PNG files are raster images, which means it is made-up of small static elements called pixels, each pixel is filled with one color, so if you zoom in enough, you can reach a point where there are no details but single-colored pixels stacked together.
In contrast, vector elements are described by mathematical equations; therefore, results in infinite resolution, which means no matter how you zoom in, the file will not pixelate.
PNGs are often the final product of the design process, i.e., after you create your logo or illustration in a vector, exporting that design as a PNG is a common step.
So, returning that PNG to a vector format isn’t always easy, especially if your design is complicated, but there are two ways to do that in Inkscape:
- Trace Bitmap.
- Manual tracing.
Table of Contents
Convert a PNG to SVG Using Trace Bitmap
It is a built-in tool in Inkscape that enables the user to trace a raster image into a vector one.

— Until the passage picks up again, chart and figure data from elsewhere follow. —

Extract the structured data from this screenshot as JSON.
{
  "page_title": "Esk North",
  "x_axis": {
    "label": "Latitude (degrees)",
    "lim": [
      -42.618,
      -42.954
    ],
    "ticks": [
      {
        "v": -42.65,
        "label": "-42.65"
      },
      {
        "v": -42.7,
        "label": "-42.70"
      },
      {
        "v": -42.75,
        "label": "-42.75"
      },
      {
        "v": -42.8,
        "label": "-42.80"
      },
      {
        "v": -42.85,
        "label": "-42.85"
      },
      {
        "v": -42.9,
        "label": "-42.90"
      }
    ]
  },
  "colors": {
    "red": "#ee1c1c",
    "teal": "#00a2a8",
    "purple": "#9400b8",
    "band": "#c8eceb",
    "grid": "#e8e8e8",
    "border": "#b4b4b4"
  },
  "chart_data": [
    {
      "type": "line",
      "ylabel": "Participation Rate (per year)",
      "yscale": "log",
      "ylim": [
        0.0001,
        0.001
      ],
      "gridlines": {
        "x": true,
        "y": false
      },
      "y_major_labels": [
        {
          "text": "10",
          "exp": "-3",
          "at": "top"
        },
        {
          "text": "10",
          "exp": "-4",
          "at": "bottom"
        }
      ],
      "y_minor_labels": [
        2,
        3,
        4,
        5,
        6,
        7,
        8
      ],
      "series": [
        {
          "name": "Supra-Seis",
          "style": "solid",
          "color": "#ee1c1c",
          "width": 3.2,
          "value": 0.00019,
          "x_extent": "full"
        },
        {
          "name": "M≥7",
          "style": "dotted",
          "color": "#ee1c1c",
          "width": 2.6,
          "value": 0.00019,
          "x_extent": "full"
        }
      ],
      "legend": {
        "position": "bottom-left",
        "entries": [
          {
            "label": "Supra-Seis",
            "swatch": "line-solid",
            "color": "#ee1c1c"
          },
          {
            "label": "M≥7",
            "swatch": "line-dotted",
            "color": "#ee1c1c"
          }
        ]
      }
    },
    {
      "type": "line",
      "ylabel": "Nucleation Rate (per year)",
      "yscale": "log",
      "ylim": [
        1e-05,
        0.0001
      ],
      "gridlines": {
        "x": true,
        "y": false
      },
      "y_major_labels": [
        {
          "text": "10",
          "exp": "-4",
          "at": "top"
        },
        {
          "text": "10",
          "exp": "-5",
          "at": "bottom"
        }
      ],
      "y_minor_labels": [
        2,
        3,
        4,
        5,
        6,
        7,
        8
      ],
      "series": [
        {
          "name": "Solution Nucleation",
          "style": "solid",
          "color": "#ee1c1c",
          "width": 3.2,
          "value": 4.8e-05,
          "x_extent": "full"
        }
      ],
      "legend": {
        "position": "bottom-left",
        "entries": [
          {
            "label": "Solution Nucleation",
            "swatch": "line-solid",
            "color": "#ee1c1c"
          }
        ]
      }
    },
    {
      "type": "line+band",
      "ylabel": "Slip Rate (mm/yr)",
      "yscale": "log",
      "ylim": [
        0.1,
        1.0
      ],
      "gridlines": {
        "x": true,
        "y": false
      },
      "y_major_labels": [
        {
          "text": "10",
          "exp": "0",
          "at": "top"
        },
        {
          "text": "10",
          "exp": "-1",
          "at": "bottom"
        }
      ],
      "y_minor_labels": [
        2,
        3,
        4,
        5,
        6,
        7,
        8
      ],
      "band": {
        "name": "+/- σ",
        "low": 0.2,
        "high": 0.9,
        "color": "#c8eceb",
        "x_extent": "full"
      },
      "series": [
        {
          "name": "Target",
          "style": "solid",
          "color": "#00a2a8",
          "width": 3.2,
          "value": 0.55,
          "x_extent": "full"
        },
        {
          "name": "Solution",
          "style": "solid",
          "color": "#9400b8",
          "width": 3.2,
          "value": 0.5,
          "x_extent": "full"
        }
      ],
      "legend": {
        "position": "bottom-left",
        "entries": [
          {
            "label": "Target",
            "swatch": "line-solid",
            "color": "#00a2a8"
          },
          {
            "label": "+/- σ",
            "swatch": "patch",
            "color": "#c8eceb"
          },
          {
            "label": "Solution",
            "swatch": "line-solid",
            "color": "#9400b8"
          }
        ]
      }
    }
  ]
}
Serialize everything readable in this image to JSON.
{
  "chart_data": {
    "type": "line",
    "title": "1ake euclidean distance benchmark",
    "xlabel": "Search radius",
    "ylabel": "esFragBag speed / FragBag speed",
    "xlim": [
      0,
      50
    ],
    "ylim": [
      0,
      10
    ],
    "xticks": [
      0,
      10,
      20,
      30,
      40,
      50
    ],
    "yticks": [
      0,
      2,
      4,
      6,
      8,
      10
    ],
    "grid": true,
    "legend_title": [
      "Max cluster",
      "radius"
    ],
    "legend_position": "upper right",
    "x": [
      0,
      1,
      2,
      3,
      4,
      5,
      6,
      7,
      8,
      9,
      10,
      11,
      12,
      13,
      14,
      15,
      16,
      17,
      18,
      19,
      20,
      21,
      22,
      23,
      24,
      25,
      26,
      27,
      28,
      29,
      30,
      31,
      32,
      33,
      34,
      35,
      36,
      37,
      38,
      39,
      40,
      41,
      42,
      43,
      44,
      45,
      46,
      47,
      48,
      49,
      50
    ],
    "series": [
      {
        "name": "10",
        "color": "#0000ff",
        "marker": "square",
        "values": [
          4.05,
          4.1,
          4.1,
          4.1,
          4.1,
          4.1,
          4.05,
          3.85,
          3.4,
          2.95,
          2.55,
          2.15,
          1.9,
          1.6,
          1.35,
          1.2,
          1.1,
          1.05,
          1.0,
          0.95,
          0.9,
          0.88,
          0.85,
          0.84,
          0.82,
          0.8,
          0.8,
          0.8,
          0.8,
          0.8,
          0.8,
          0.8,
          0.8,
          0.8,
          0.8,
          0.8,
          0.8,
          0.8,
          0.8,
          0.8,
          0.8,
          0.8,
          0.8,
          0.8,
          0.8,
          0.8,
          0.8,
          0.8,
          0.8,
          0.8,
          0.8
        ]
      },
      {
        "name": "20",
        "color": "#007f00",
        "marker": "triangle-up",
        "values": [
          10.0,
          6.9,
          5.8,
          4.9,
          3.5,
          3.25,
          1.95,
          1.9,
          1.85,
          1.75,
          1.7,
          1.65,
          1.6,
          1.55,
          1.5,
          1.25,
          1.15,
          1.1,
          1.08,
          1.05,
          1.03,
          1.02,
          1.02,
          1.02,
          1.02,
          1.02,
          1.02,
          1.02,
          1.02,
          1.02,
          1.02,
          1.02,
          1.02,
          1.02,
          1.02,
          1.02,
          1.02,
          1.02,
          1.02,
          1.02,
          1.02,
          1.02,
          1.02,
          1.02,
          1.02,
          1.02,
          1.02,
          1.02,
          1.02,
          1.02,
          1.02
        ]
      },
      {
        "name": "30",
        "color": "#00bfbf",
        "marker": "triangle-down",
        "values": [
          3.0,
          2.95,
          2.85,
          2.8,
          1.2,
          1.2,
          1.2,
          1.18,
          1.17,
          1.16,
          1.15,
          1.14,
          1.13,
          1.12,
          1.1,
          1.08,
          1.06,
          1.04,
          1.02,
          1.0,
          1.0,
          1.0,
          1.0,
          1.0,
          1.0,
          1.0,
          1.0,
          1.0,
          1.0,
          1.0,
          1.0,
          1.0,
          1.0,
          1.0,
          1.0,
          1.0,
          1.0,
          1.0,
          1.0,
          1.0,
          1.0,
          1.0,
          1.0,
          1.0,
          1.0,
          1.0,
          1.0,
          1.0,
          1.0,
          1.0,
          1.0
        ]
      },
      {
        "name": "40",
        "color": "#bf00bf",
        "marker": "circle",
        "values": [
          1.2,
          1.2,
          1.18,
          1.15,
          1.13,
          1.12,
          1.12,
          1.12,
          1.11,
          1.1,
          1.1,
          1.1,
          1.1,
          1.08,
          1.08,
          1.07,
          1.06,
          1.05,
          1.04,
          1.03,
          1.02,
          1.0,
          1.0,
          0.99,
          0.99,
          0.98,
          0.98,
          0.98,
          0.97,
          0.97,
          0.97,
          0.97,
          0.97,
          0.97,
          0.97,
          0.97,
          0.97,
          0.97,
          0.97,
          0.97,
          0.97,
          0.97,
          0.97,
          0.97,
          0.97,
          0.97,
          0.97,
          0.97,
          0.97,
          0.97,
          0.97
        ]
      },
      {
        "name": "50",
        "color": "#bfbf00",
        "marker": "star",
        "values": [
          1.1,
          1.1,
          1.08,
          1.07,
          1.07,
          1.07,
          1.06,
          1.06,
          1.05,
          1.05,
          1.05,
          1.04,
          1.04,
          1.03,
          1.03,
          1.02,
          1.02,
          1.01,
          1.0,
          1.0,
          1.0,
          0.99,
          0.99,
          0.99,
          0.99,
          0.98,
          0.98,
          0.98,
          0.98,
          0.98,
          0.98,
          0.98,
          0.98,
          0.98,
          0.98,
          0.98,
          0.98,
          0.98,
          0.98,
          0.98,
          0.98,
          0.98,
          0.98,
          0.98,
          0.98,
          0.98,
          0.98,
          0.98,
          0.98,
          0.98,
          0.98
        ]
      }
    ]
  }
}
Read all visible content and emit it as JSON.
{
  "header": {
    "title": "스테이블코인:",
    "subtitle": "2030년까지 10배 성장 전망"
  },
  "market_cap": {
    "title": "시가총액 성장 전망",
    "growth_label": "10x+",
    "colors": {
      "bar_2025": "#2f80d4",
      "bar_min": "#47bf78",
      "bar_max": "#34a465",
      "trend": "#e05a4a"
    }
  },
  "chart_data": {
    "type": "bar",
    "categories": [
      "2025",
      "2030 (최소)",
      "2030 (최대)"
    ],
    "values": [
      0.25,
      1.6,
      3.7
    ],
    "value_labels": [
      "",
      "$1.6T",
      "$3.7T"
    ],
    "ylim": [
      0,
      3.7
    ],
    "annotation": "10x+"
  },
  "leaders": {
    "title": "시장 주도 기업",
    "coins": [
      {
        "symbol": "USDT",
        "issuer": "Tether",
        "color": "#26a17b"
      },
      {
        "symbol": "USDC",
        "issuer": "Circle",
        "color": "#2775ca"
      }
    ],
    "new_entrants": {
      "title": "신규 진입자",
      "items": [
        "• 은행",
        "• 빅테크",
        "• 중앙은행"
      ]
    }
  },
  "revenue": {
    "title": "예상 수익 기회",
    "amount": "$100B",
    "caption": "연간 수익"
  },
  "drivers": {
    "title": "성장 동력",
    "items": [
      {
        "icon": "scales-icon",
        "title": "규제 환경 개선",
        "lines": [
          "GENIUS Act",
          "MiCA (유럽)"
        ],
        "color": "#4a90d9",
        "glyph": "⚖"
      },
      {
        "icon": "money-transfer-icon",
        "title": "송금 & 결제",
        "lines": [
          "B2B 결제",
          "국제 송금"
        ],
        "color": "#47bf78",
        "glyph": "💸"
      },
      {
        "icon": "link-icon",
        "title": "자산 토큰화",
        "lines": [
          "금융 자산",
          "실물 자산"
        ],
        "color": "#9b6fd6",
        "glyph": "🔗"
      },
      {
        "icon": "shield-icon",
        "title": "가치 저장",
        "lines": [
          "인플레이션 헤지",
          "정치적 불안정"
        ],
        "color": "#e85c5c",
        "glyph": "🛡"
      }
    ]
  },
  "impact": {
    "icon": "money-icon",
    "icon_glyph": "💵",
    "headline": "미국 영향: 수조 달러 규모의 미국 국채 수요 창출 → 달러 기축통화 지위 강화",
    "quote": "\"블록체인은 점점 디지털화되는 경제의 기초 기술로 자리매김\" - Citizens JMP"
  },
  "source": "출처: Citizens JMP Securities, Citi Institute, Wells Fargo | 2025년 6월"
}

It is easy to use, and you can achieve fabulous results if you tweaked the settings to what fits your needs.
Pros of Trace Bitmap
- Its ease of use.
- If mastered, it can save you a lot of time.
- There are just enough options to give you the results you are looking for, without confusing the user with many options.
Cons of Trace Bitmap
- It doesn’t always work, for example, it doesn’t work on complex designs, giving poor results in this case, also the quality of the input PNG may be the reason behind its failure sometimes.
- The algorithm isn’t perfect, it generates paths with random nodes, so even in symmetrical shapes it doesn’t produce perfectly symmetrical paths. Also, you may find random nodes in the midst of straight lines which is totally nonsensical!
- It produces infinitesimal paths, which are inconvenient when trying to edit you design in the future, these lead to increase the number of nodes, which can drop the performance by consuming many resources (A lot of math!!).
But if your design that you want to trace is a simple one, you will get a great outcome without the hassle of manually tracing you image.
You can overcome the obstacle of high number of nodes by simplifying the path, but you don’t need to do so unless you are a perfectionist, in that case it is better to perform the tracing manually.
The third problem can be tackled by removing these unwanted paths.
Steps to Perform a Trace Bitmap
- Import the image you want to trace, the easiest way is by dragging and dropping, then choose smooth in the Image Rendering Mode.
- Open the Trace Bitmap menu which can be found in Path>Trace Bitmap.
- If you image is simple, then just select auto trace.
- Click apply.
- Do some clean-up and recoloring; if needed.
Trace Bitmap Main Options
- Single scan vs Multiple scans: this is concerning the output, if you want a single path then choose the first option, if you want multiple paths grouped together then choose multiple scans.
- Tracing method: there are four options.
- Brightness cut-off: this uses the difference in brightness of the input image to make the paths, you can specify the threshold brightness which is basically the difference that Inkscape uses to decide to which path a region belongs.
- Edge detection: this method detects edges rather than silhouettes, so the output is just outlines, but you can color these paths later, the edge threshold is similar to the previous, but in this case, it means how much length should Inkscape consider as a step, but note the edges are paths filled with black not strokes.
- Color quantization (multiple steps): this uses the differences of color to define the steps; it is the best method if you have colorful designs.
- Autotrace: this method uses an algorithm to suggest the best settings; I used this method in the video.
- Centerline tracing: on contrast to the previous methods, this method traces the center of lines; therefore, it is best suited for line-art.
There are minor options you can explore yourself; because If I wrote about them the article will be unnecessarily lengthy.
Convert a PNG to SVG Using Manual Tracing
Manually tracing images works like carbon-copying; but in reverse.
You place your image in Inkscape, then you manually draw on top of the image (you can decrease the opacity of your image to see better), the most useful tool in manual tracing is the Bezier pen, so some knowledge about how the tool works is beneficial at this step.
Pros of Manual Tracing
- You have a full control of the outcome.
- You almost never run out of resources.
- The final outcome is more manageable.
Cons of Manual Tracing
- Can be tedious and time consuming.
- There is learning curve, mastering manual tracing takes a lot of time and effort.
Tips for Manual Tracing
Actually, there are no steps to follow in this process, but here are some guidelines; these are about the options of Bezier pen which are located in the top left of your canvas:
- Create regular Bezier path is the default option: you create corners by clicking, and curves by clicking and dragging.
- Create spiro path lets you create paths of spiral edges with a minimum number of nodes; it is a handy option but trickier to use.
- If you’ll be tracing many curved lines but the spiro paths option doesn’t work for you, then the Create BSpline path option is what you need, but this option is easier to use if you create a relatively higher number of nodes.
- If your design has a lot of sharp corners; then use Create a sequence of straight lines option.
The other options are not relevant when using the Bezier pen to trace.
In this article we learned how to convert a PNG to an SVG, but these methods do work with other image files that are supported by Inkscape like JPG, also we learned a bit about the power of Bezier pen.